Voto in Romania: si dimette il primo ministro Orban
Fausta Speranza – Città del Vaticano
In un discorso televisivo, il primo ministro romeno uscente Ludovic Orban, conservatore europeista, ha annunciato le sue dimissioni dopo che il suo Partito liberale (Pnl) alle elezioni legislative di ieri ha ottenuto meno del 25 per cento dei consensi. Oltre il 29 per cento è stato raggiunto dal Partito socialdemocratico (Psd) che in Romania è su posizioni antieuropeiste e sovraniste. Si tratta di un risultato imprevisto. Un altro dato sorprendente è rappresentato dall'astensione: soltanto il 31.84 per cento si è presentato a votare, la percentuale più bassa mai registrata.
In ogni caso, nonostante che siano in testa nello spoglio, i socialdemocratici quasi sicuramente resteranno tagliati fuori dalle alleanze in vista del nuovo esecutivo. I liberali di Orban, appoggiati dal presidente Klaus Iohannis, possono contare sull'appoggio di USR-Plus, formazione moderata di centrodestra alla quale è andato il 15.04 per cento, e degli altri due soli partiti che sono andati oltre lo sbarramento del 5 per cento: il partito nazionalista dell'Aur (8.26 per cento), nato un anno fa, e l'UDMR, il partito della minoranza ungherese, che con il suo 7.42 per cento è pronto a collaborare in un'alleanza di governo.
Per una riflessione sul voto abbiamo intervistato Antonello Biagini, docente di Relazioni Internazionali all'Università Sapienza di Roma:
Cresce la sfiducia dei romeni
Per quanto riguarda l'orizzonte politico che questo voto apre, il professor Biagini ricorda che il partito liberale alla guida del governo, anche se non avrà la maggioranza potrà contare un'altra volta sulle alleanze. Si tratta di una situazione - spiega Biagini - che si ripropone in realtà da tempo in molti Paesi europei. E c'è poi la forte affermazione del partito di estrema destra e, anche in questo caso, Biagini sottolinea l'analogia con altri risultati elettorali degli ultimi anni in altri contesti. In particolare, a proposito della affermazione dei socialdemocratici quale primo partito, lo studioso ricorda che è soltanto un recupero rispetto alle perdite degli ultimi decenni e che conferma lo scontento di quanti, pur senza voler tornare al regime comunista, vogliono però esprimere il loro disappunto per alcune promesse fatte dalla democrazie e non mantenute, come - cita Biagini - tante opere infrastrutturali.
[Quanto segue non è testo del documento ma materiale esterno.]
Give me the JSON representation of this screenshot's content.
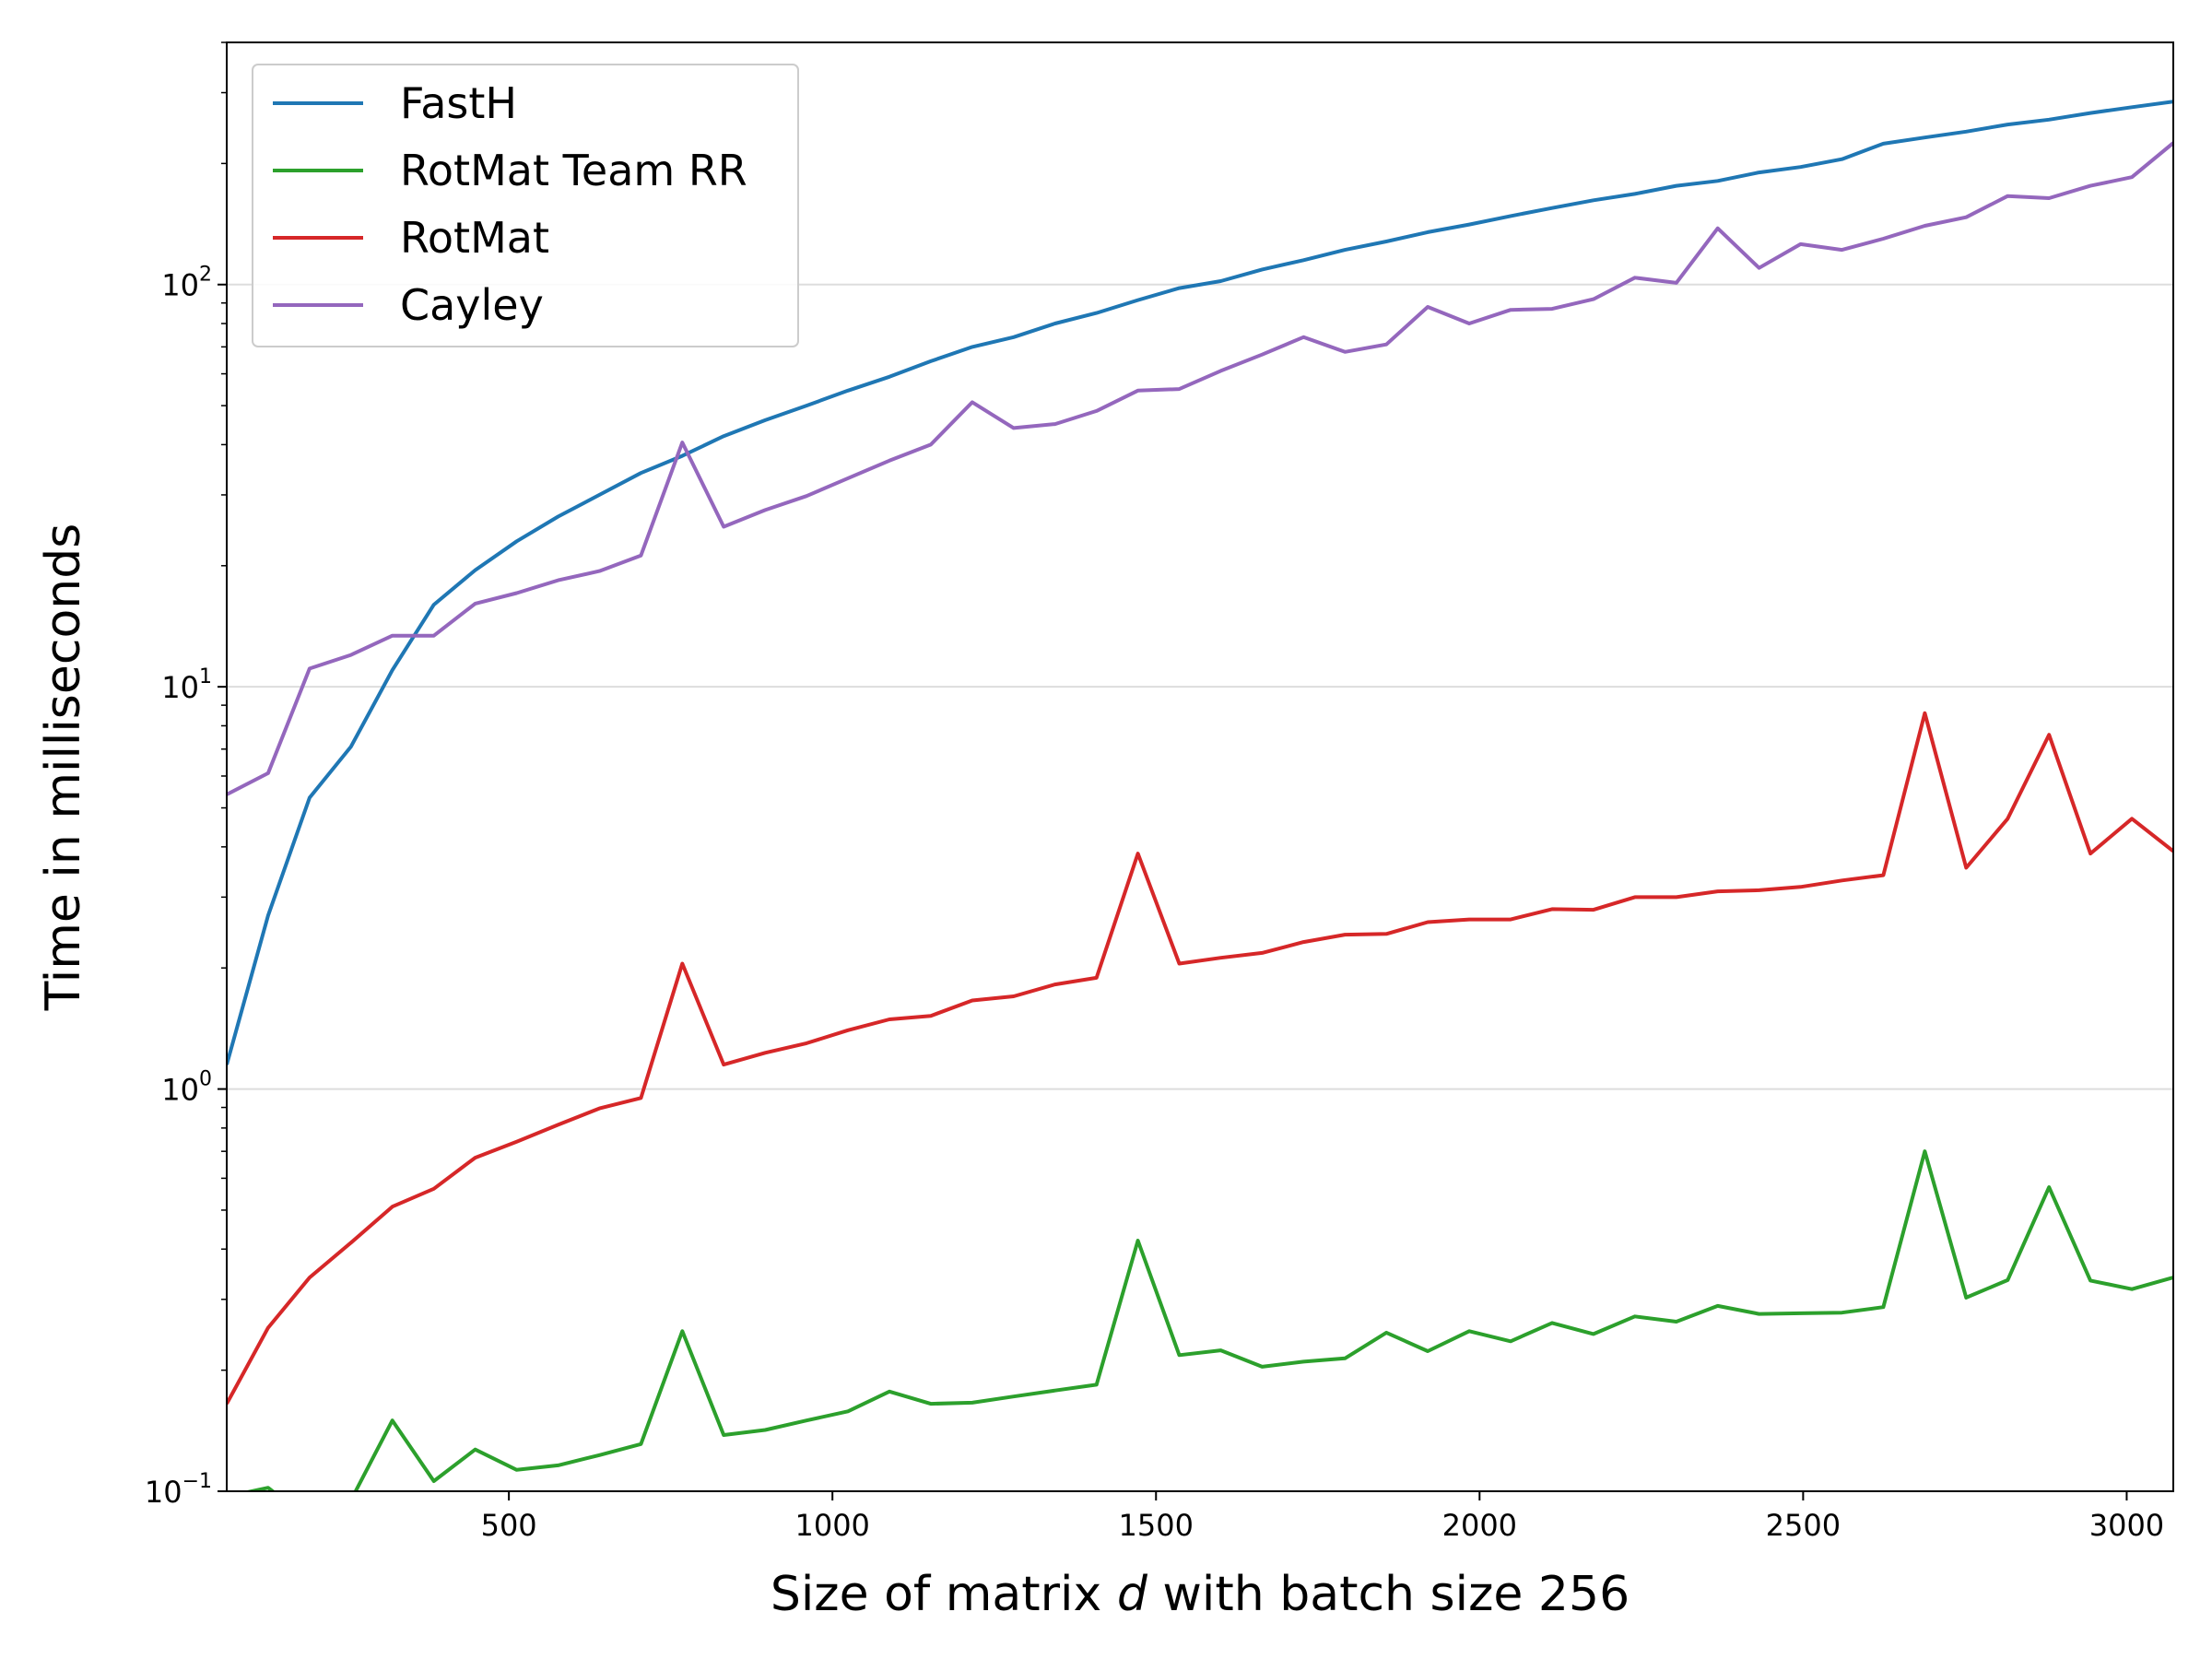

Certamente al momento c'è il fattore Covid-19 che complica la situazione già difficile della crisi economica, anche perché non c'è stata una vera gestione inizialmente della crisi, ricorda il docente. Anche per la estrema destra si deve parlare di voto di protesta, con caratteristiche che - dice Biagini - ci riportano a formazioni simili in Polonia e in Ungheria. Ma quello che davvero preoccupa - afferma - è il dato della bassa affluenza, perché in qualche modo esprime un triste scollamento dai meccanismi democratici, una sorta di crescente sfiducia. Nello spoglio delle schede non sono ancora conteggiati i voti dei romeni all'estero, storicamente vicini ai partiti di centrodestra.